Banderas stop and patio
In the Banderas courtyard is the door to the Apeadero del Alcázar. It is a rectangular hall with columns. The Halt was made in the 17th century by Felipe III. It was designed by the architect Vermondo Resta and made by the bricklayer Pedro Martín, the carpenter Alonso Durán and the stonemason Diego de Carballo in 1609. The cover, in a mannerist style, was designed by Vermondo Resta and made by Diego de Carballo in 1607. Felipe V located the Royal Armory here. For this, the room was renovated by Ignacio de Sala and Juan Vergel in 1729. A royal shield was added to the cover.

In the paint
Joaquín Domínguez Bécquer lived for years in a house in the courtyard of Banderas. He had his painting workshop in the Apeadero and lived in a house in the Banderas courtyard. He worked as a restorer in the Alcázar and was a house painter of the Royal House.

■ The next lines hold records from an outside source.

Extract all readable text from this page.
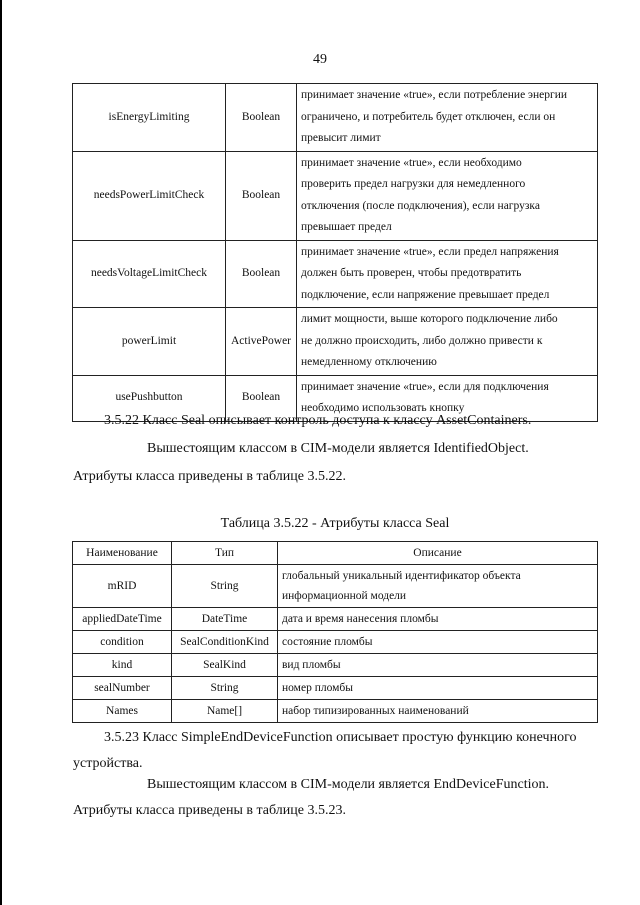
49
isEnergyLimiting	Boolean	принимает значение «true», если потребление энергии
ограничено, и потребитель будет отключен, если он
превысит лимит

needsPowerLimitCheck	Boolean	принимает значение «true», если необходимо
проверить предел нагрузки для немедленного
отключения (после подключения), если нагрузка
превышает предел

needsVoltageLimitCheck	Boolean	принимает значение «true», если предел напряжения
должен быть проверен, чтобы предотвратить
подключение, если напряжение превышает предел

powerLimit	ActivePower	лимит мощности, выше которого подключение либо
не должно происходить, либо должно привести к
немедленному отключению

usePushbutton	Boolean	принимает значение «true», если для подключения
необходимо использовать кнопку
3.5.22 Класс Seal описывает контроль доступа к классу AssetContainers.
Вышестоящим классом в CIM-модели является IdentifiedObject.
Атрибуты класса приведены в таблице 3.5.22.
Таблица 3.5.22 - Атрибуты класса Seal
Наименование	Тип	Описание
mRID	String	глобальный уникальный идентификатор объекта
информационной модели

appliedDateTime	DateTime	дата и время нанесения пломбы

condition	SealConditionKind	состояние пломбы

kind	SealKind	вид пломбы

sealNumber	String	номер пломбы

Names	Name[]	набор типизированных наименований
3.5.23 Класс SimpleEndDeviceFunction описывает простую функцию конечного
устройства.
Вышестоящим классом в CIM-модели является EndDeviceFunction.
Атрибуты класса приведены в таблице 3.5.23.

In 1851 Alfred Dehodencq painted A Gypsy Dance in the Alcázar Gardens, in front of the Carlos V Pavilion, which is located in the Thyssen Museum in Malaga. In 1868 Raimundo Madrazo painted Carlos V’s Pavilion in the Alcázar de Seville. This painting is in the Prado Museum in Madrid. In 1872 Manuel Wssel de Guimbarda painted the work Scene manners in the Alcázar of Seville, which is in the Thyssen Museum in Malaga. Around 1880 Emilio Sánchez Perrier painted his painting Jardines del Alcázar in Seville.

Joaquín Sorolla painted various paintings in the gardens of the Alcázar. In 1908 he painted the painting Palacio de Carlos V, Alcázar de Sevilla (found in a private collection). In 1910 he painted La alberca, Old garden of the Alcázar de Sevilla, Rincón de grotesque of the Alcázar of Seville, and Patio del rey don Pedro, which are in the Sorolla Museum in Madrid, and Jardines del Alcázar which is located in the Getty Center of Los Angeles.

Gustavo Bacarisas painted a picture of the Troy garden at the beginning of the 20th century. He also painted several pictures in the gardens of the Alcázar Manuel García Rodríguez. Between 1920 and 1925 Manuel García painted Jardines del Alcázar, Seville (where the door of Marchena appears), which is kept in the Thyssen Museum in Malaga.